I sat with Austin at the packed 2011 screening of REDNECK MILLER. In Austin’s deteriorating condition, it was a difficult screening for him to attend, but it was the only way he would be able to see his work, which he liked to reminisce about. There was another screening I attended, of Tom Graeff’s work, that Jim Tushinski helped organize through the UCLA Legacy Project, where Austin’s prints of Tom’s work are now stored. The only LA earthquake I’ve ever felt happened during during the night’s showing of TEENAGERS FROM OUTER SPACE.

In October of 2013, I visited the time-capsule mid-century home off of Cahuenga Pass. Five weeks later, Austin passed away. Shortly after hearing the news, Lee suffered a stroke and he too passed.

At the time, the estate was in disarray, and a hypothesized memorial never came to fruition. Though Austin was a member of the cinematographer’s local, and his work touched so many now-infamous titles, his passing has never even been marked with an obituary; having contributed so much to outsider art, he never seemed to gain any recognition from the industry he participated in for so many decades, which upsets me to this day.
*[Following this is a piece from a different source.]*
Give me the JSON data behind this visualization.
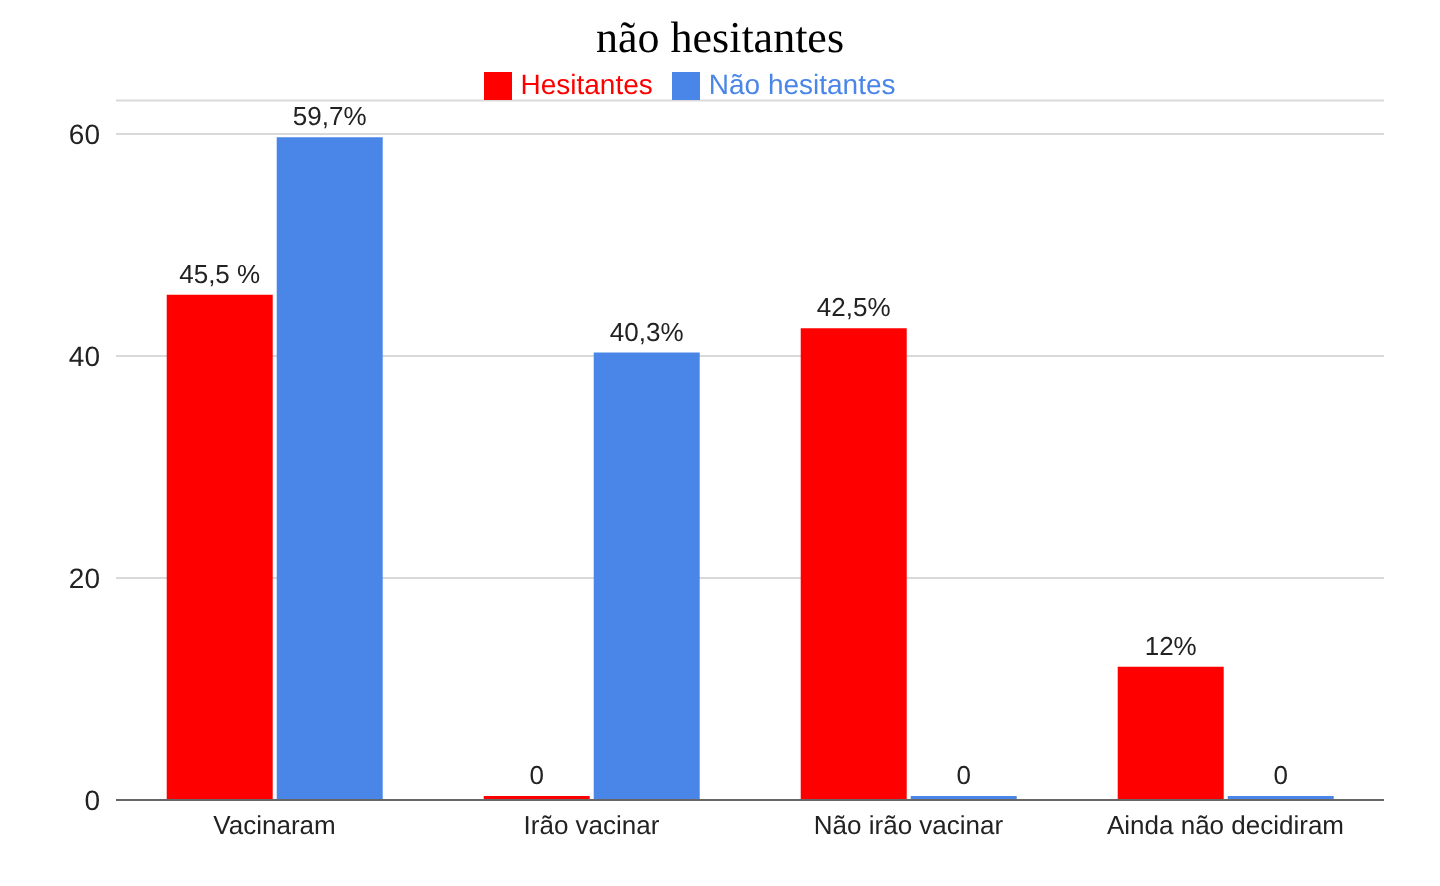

I think about Austin all the time, when watching his films or working on my Tom Graeff project. Any time I’m near Cahuenga Pass I can’t help but remember those sunlit afternoon visits to the lovely home, which too has sadly disappeared into the annals of time, a victim of a gut reno in 2017. I’d like this post to live as an evolving obituary for Austin’s work, as a resource for people to learn about his life, and for his closer friends and collaborators to share their own remembrances and photographs.